Common interceptors are:
- anon: Anyone can access
- authc: Accessible only after authentication
- logout: can only be accessed after logging in
- roles[role name]: Only those with specific roles can access, for example
/admin.jsp = roles[user] - perms["behavior"]: Only those who have a certain behavior can access, for example
/admin/deluser = prems["user:delete"] - For more interceptors, please refer to
shiro.apache.org/web.html#default-filters
url matches
- In the above figure, it is useful
/**, which represents all requests, and is used to intercept other requests that do not define interception rules. - In fact, this reveals that url matching is from top to bottom. For example, because login.jsp is defined earlier
/login.jsp = anon, it will not be handed over/**to intercept. - In addition, there can be multiple interceptors, so
/admin/** = authc, roles[administrator]it is also possible.
url attribute
The ShiroFilter above also configures the properties in the figure below, which is used to define which page to jump to when something happens.
- For example, if loginUrl is configured, any unauthenticated request will jump to loginUrl
- successUrl is used to define which page to adjust to after successful login (if the controller jumps to the view, this will fail)
- unauthorizedUrl is used to define which page to jump to when the access is not authorized by oneself (ordinary authc will not trigger, roles will trigger.).
Customization of the interceptor chain
All of the above use hard-coded methods to define the interceptor chain.

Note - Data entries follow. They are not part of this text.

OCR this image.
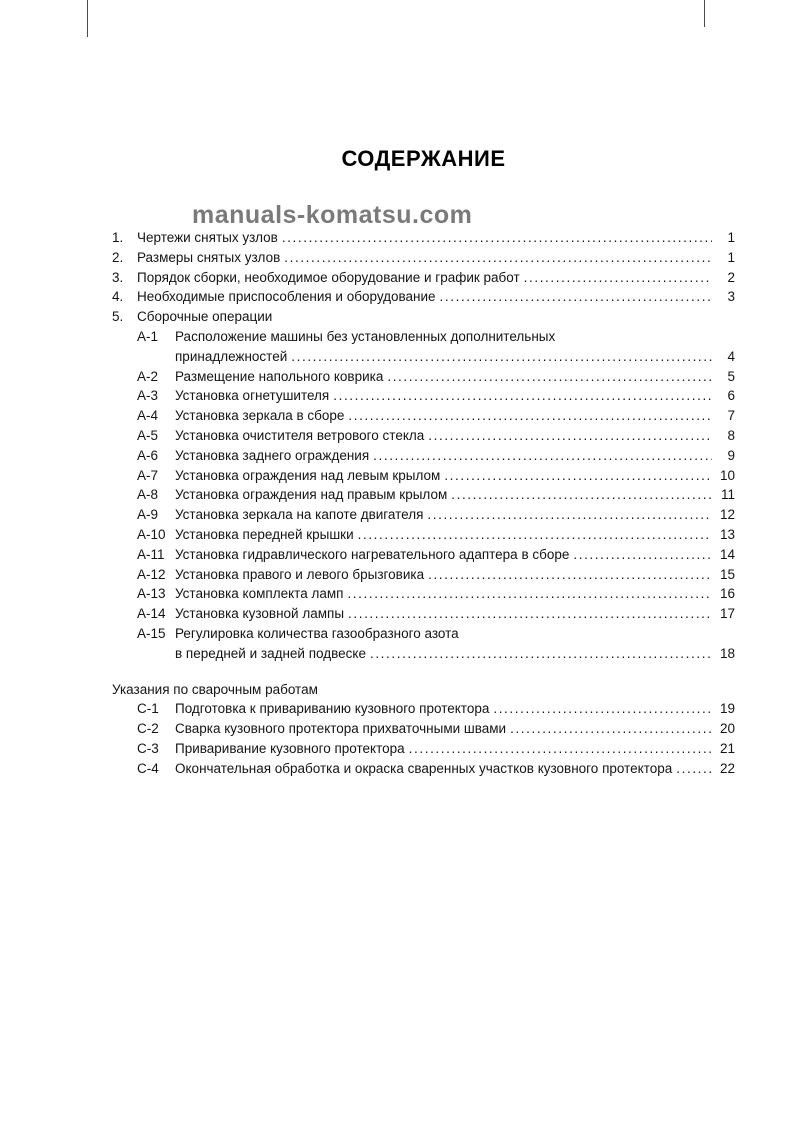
СОДЕРЖАНИЕ
manuals-komatsu.com
1.	Чертежи снятых узлов .....	1
2.	Размеры снятых узлов .....	1
3.	Порядок сборки, необходимое оборудование и график работ .....	2
4.	Необходимые приспособления и оборудование .....	3
5.	Сборочные операции
А-1	Расположение машины без установленных дополнительных
принадлежностей .....	4
А-2	Размещение напольного коврика .....	5
А-3	Установка огнетушителя .....	6
А-4	Установка зеркала в сборе .....	7
А-5	Установка очистителя ветрового стекла .....	8
А-6	Установка заднего ограждения .....	9
А-7	Установка ограждения над левым крылом .....	10
А-8	Установка ограждения над правым крылом .....	11
А-9	Установка зеркала на капоте двигателя .....	12
А-10 Установка передней крышки .....	13
А-11 Установка гидравлического нагревательного адаптера в сборе .....	14
А-12 Установка правого и левого брызговика .....	15
А-13 Установка комплекта ламп .....	16
А-14 Установка кузовной лампы .....	17
А-15 Регулировка количества газообразного азота
в передней и задней подвеске .....	18
Указания по сварочным работам
С-1	Подготовка к привариванию кузовного протектора .....	19
С-2	Сварка кузовного протектора прихваточными швами .....	20
С-3	Приваривание кузовного протектора .....	21
С-4	Окончательная обработка и окраска сваренных участков кузовного протектора .....	22
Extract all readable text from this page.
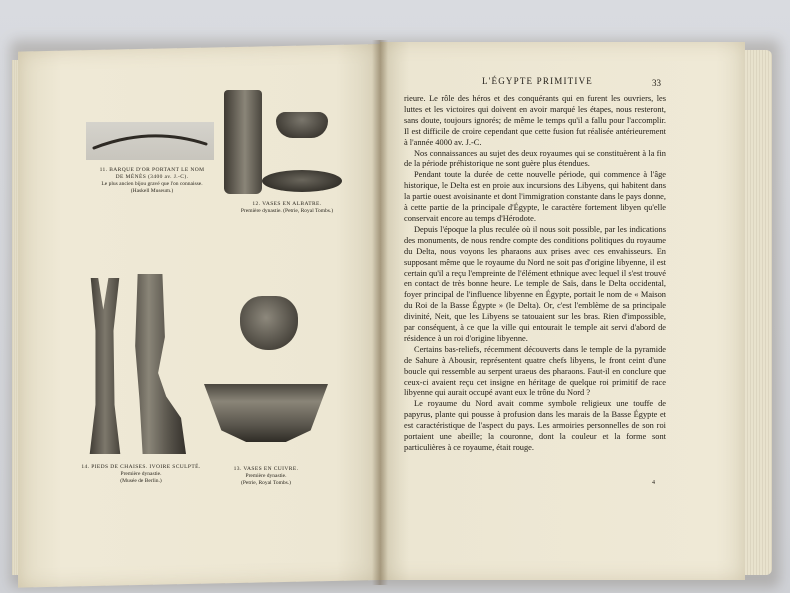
11. BARQUE D'OR PORTANT LE NOM
DE MÉNÈS (3400 av. J.-C).
Le plus ancien bijou gravé que l'on connaisse.
(Haskell Museum.)
12. VASES EN ALBATRE.
Première dynastie. (Petrie, Royal Tombs.)
14. PIEDS DE CHAISES. IVOIRE SCULPTÉ.
Première dynastie.
(Musée de Berlin.)
13. VASES EN CUIVRE.
Première dynastie.
(Petrie, Royal Tombs.)
L'ÉGYPTE PRIMITIVE	33

rieure. Le rôle des héros et des conquérants qui en furent les ouvriers, les luttes et les victoires qui doivent en avoir marqué les étapes, nous resteront, sans doute, toujours ignorés; de même le temps qu'il a fallu pour l'accomplir. Il est difficile de croire cependant que cette fusion fut réalisée antérieurement à l'année 4000 av. J.-C.

Nos connaissances au sujet des deux royaumes qui se constituèrent à la fin de la période préhistorique ne sont guère plus étendues.

Pendant toute la durée de cette nouvelle période, qui commence à l'âge historique, le Delta est en proie aux incursions des Libyens, qui habitent dans la partie ouest avoisinante et dont l'immigration constante dans le pays donne, à cette partie de la principale d'Égypte, le caractère fortement libyen qu'elle conservait encore au temps d'Hérodote.

Depuis l'époque la plus reculée où il nous soit possible, par les indications des monuments, de nous rendre compte des conditions politiques du royaume du Delta, nous voyons les pharaons aux prises avec ces envahisseurs. En supposant même que le royaume du Nord ne soit pas d'origine libyenne, il est certain qu'il a reçu l'empreinte de l'élément ethnique avec lequel il s'est trouvé en contact de très bonne heure. Le temple de Saïs, dans le Delta occidental, foyer principal de l'influence libyenne en Égypte, portait le nom de « Maison du Roi de la Basse Égypte » (le Delta). Or, c'est l'emblème de sa principale divinité, Neit, que les Libyens se tatouaient sur les bras. Rien d'impossible, par conséquent, à ce que la ville qui entourait le temple ait servi d'abord de résidence à un roi d'origine libyenne.

Certains bas-reliefs, récemment découverts dans le temple de la pyramide de Sahure à Abousir, représentent quatre chefs libyens, le front ceint d'une boucle qui ressemble au serpent uraeus des pharaons. Faut-il en conclure que ceux-ci avaient reçu cet insigne en héritage de quelque roi primitif de race libyenne qui aurait occupé avant eux le trône du Nord ?

Le royaume du Nord avait comme symbole religieux une touffe de papyrus, plante qui pousse à profusion dans les marais de la Basse Égypte et est caractéristique de l'aspect du pays. Les armoiries personnelles de son roi portaient une abeille; la couronne, dont la couleur et la forme sont particulières à ce royaume, était rouge.

4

The following will solve this hard-coding problem.
One way is to use FilterChainResolver to deal with it, here we use map to deal with it.
Define a class, the core method is to return a LinkedHashMap [ordered to ensure matching from top to bottom]:
copy code
package com.progor.utils;
import java.util.LinkedHashMap;
public class FilterChainMap {
// 使用静态工厂
public static LinkedHashMap<String, String> getFilterChainMap(){
LinkedHashMap<String, String> map = new LinkedHashMap<>();
// 下面的数据可以从数据库中查询出来。
map.put("/login.jsp", "anon");
map.put("/shiro/login", "anon");
map.put("/shiro/logout", "logout");
map.put("/admin.jsp", "authc");
map.put("/**", "authc");
return map;
}
}
Modify applicationContext.xml:
copy code
<bean id="shiroFilter" class="org.apache.shiro.spring.web.ShiroFilterFactoryBean">
<property name="securityManager" ref="securityManager"/>
<property name="loginUrl" value="/login.jsp"/>
<property name="successUrl" value="/list.jsp"/>
<property name="unauthorizedUrl" value="/unauthorized.jsp"/>
<property name="filterChainDefinitionMap" ref="filteChainMap"></property>
<!--去掉filterChainDefinitions-->
</bean>
<!--核心是获取这个map,由于使用了静态工厂,所以这样定义这个bean-->
<bean id="filteChainMap" class="com.progor.utils.FilterChainMap" factory-method="getFilterChainMap" ></bean>
Replenish:
The configuration of ShiroFilter is described above, which solves the problem of request interception.